Yes, but: “I’m certainly hearing about more reinfections and more fairly quick reinfections than at any other time in the last two and a half years,” Wachter said.

Zoom in: That is also largely the experience of the surge seen firsthand in New York City by Henry Chen, president of SOMOS Community Care, who serves as a primary care physician across three boroughs of the city.

  • With this particular variant, he said: “The symptoms are pretty much the same but a little bit more severe than the last wave. It’s more high fever, body ache, sore throat and coughing,” Chen said, adding his patient roster is mostly vaccinated.
  • But it is occurring among patients who’d gotten the virus only three or four months ago, he said.

The big picture: Another summertime wave of cases could prolong the pandemic, coming after many public health precautions were lifted and with available vaccines losing their efficacy against the ever-evolving virus.

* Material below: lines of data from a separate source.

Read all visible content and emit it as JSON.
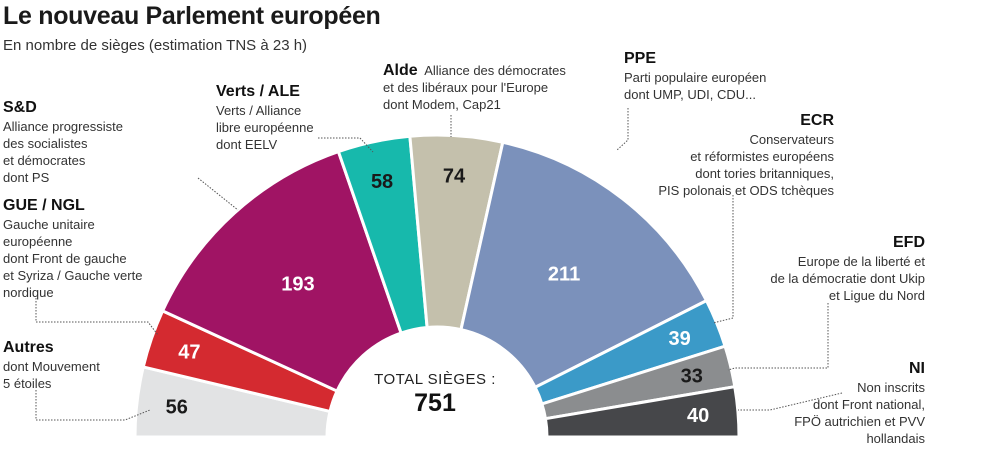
{
  "chart_data": {
    "type": "parliament-semicircle",
    "title": "Le nouveau Parlement européen",
    "subtitle": "En nombre de sièges (estimation TNS à 23 h)",
    "total_label": "TOTAL SIÈGES :",
    "total": 751,
    "parties": [
      {
        "key": "autres",
        "name": "Autres",
        "desc": [
          "dont Mouvement",
          "5 étoiles"
        ],
        "seats": 56,
        "color": "#e2e3e4",
        "value_color": "#1a1a1a"
      },
      {
        "key": "gue",
        "name": "GUE / NGL",
        "desc": [
          "Gauche unitaire",
          "européenne",
          "dont Front de gauche",
          "et Syriza / Gauche verte",
          "nordique"
        ],
        "seats": 47,
        "color": "#d42a30",
        "value_color": "#ffffff"
      },
      {
        "key": "sd",
        "name": "S&D",
        "desc": [
          "Alliance progressiste",
          "des socialistes",
          "et démocrates",
          "dont PS"
        ],
        "seats": 193,
        "color": "#a01464",
        "value_color": "#ffffff"
      },
      {
        "key": "verts",
        "name": "Verts / ALE",
        "desc": [
          "Verts / Alliance",
          "libre européenne",
          "dont EELV"
        ],
        "seats": 58,
        "color": "#17b9ac",
        "value_color": "#1a1a1a"
      },
      {
        "key": "alde",
        "name": "Alde",
        "desc": [
          "Alliance des démocrates",
          "et des libéraux pour l'Europe",
          "dont Modem, Cap21"
        ],
        "seats": 74,
        "color": "#c4c0ac",
        "value_color": "#1a1a1a"
      },
      {
        "key": "ppe",
        "name": "PPE",
        "desc": [
          "Parti populaire européen",
          "dont UMP, UDI, CDU..."
        ],
        "seats": 211,
        "color": "#7b91bb",
        "value_color": "#ffffff"
      },
      {
        "key": "ecr",
        "name": "ECR",
        "desc": [
          "Conservateurs",
          "et réformistes européens",
          "dont tories britanniques,",
          "PIS polonais et ODS tchèques"
        ],
        "seats": 39,
        "color": "#3b9ac8",
        "value_color": "#ffffff"
      },
      {
        "key": "efd",
        "name": "EFD",
        "desc": [
          "Europe de la liberté et",
          "de la démocratie dont Ukip",
          "et Ligue du Nord"
        ],
        "seats": 33,
        "color": "#8b8d8f",
        "value_color": "#1a1a1a"
      },
      {
        "key": "ni",
        "name": "NI",
        "desc": [
          "Non inscrits",
          "dont Front national,",
          "FPÖ autrichien et PVV",
          "hollandais"
        ],
        "seats": 40,
        "color": "#46474a",
        "value_color": "#ffffff"
      }
    ]
  }
}
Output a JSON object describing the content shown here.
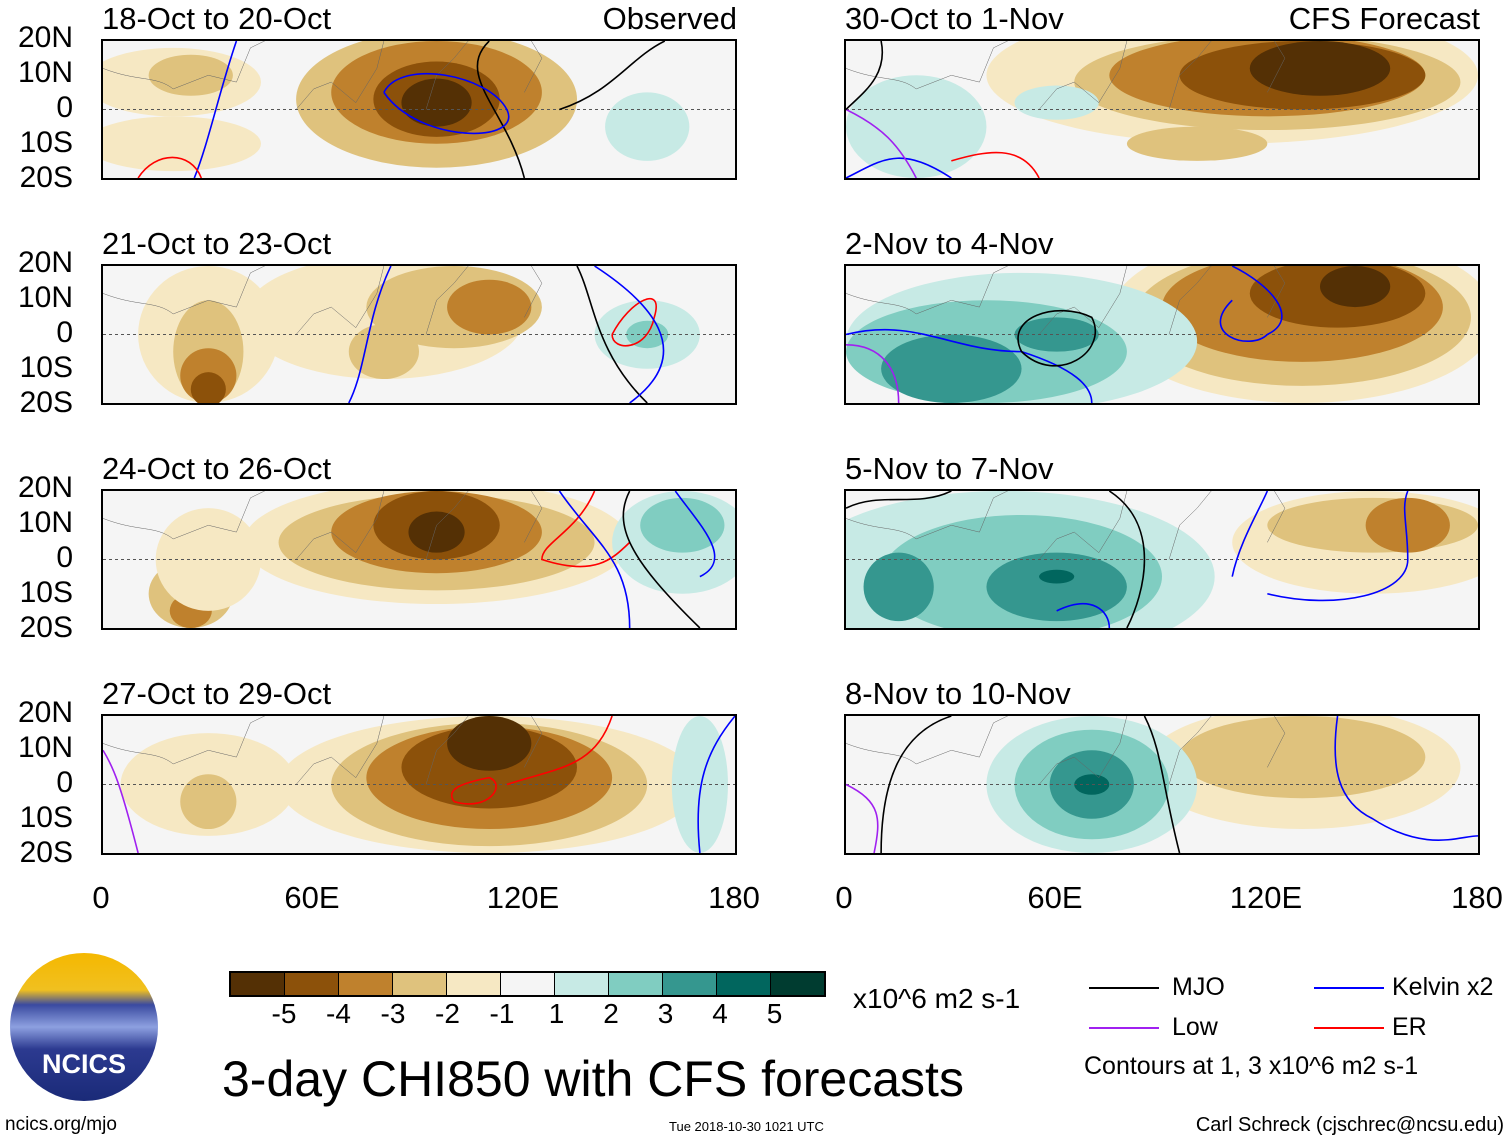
{
  "panels_left": [
    {
      "title": "18-Oct to 20-Oct",
      "tag": "Observed"
    },
    {
      "title": "21-Oct to 23-Oct",
      "tag": ""
    },
    {
      "title": "24-Oct to 26-Oct",
      "tag": ""
    },
    {
      "title": "27-Oct to 29-Oct",
      "tag": ""
    }
  ],
  "panels_right": [
    {
      "title": "30-Oct to 1-Nov",
      "tag": "CFS Forecast"
    },
    {
      "title": "2-Nov to 4-Nov",
      "tag": ""
    },
    {
      "title": "5-Nov to 7-Nov",
      "tag": ""
    },
    {
      "title": "8-Nov to 10-Nov",
      "tag": ""
    }
  ],
  "lat_labels": [
    "20N",
    "10N",
    "0",
    "10S",
    "20S"
  ],
  "lon_labels": [
    "0",
    "60E",
    "120E",
    "180"
  ],
  "colorbar": {
    "colors": [
      "#543005",
      "#8c510a",
      "#bf812d",
      "#dfc27d",
      "#f6e8c3",
      "#f5f5f5",
      "#c7eae5",
      "#80cdc1",
      "#35978f",
      "#01665e",
      "#003c30"
    ],
    "ticks": [
      "-5",
      "-4",
      "-3",
      "-2",
      "-1",
      "1",
      "2",
      "3",
      "4",
      "5"
    ],
    "units": "x10^6 m2 s-1"
  },
  "legend": {
    "mjo": "MJO",
    "low": "Low",
    "kelvin": "Kelvin x2",
    "er": "ER",
    "colors": {
      "mjo": "#000000",
      "low": "#a020f0",
      "kelvin": "#0000ff",
      "er": "#ff0000"
    },
    "note": "Contours at 1, 3 x10^6 m2 s-1"
  },
  "title": "3-day CHI850 with CFS forecasts",
  "logo": {
    "text": "NCICS"
  },
  "footer": {
    "url": "ncics.org/mjo",
    "timestamp": "Tue 2018-10-30 1021 UTC",
    "author": "Carl Schreck (cjschrec@ncsu.edu)"
  }
}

The bottom line: The messaging isn’t to panic, but to understand the virus is likely spreading in local communities much more than individuals realize due to shrinking testing programs  and without the level of protection they might assume they have.

  • “If you don’t want to get sick, you still need to be taking at least some precautions,” Ranney said. “[COVID] is still very much among us.”

U.S. adds 372,000 jobs as labor market stays robust

The U.S. economy added 372,000 jobs last month, while the unemployment rate held at 3.6%, close to the lowest level in a half-century, the government said on Friday.

Why it matters: Jobs growth remains healthy, even as the Federal Reserve tries to slam the brakes on the economy to contain decades-high inflation.

  • Forecasts called for 270,000 payrolls to have been added in June.

By the numbers: Job gains in April and May were 74,000 lower than initially estimated.

  • The labor force participation rate — the share of the population employed or looking for a job — ticked down slightly to 62.2%.
  • Wages grew 5.1% from the prior year, compared to 5.2% in May.

The backdrop: There has been a spate of companies announcing layoffs, rescinding job offers and pausing hiring, though these developments have largely been concentrated in sectors like housing and technology.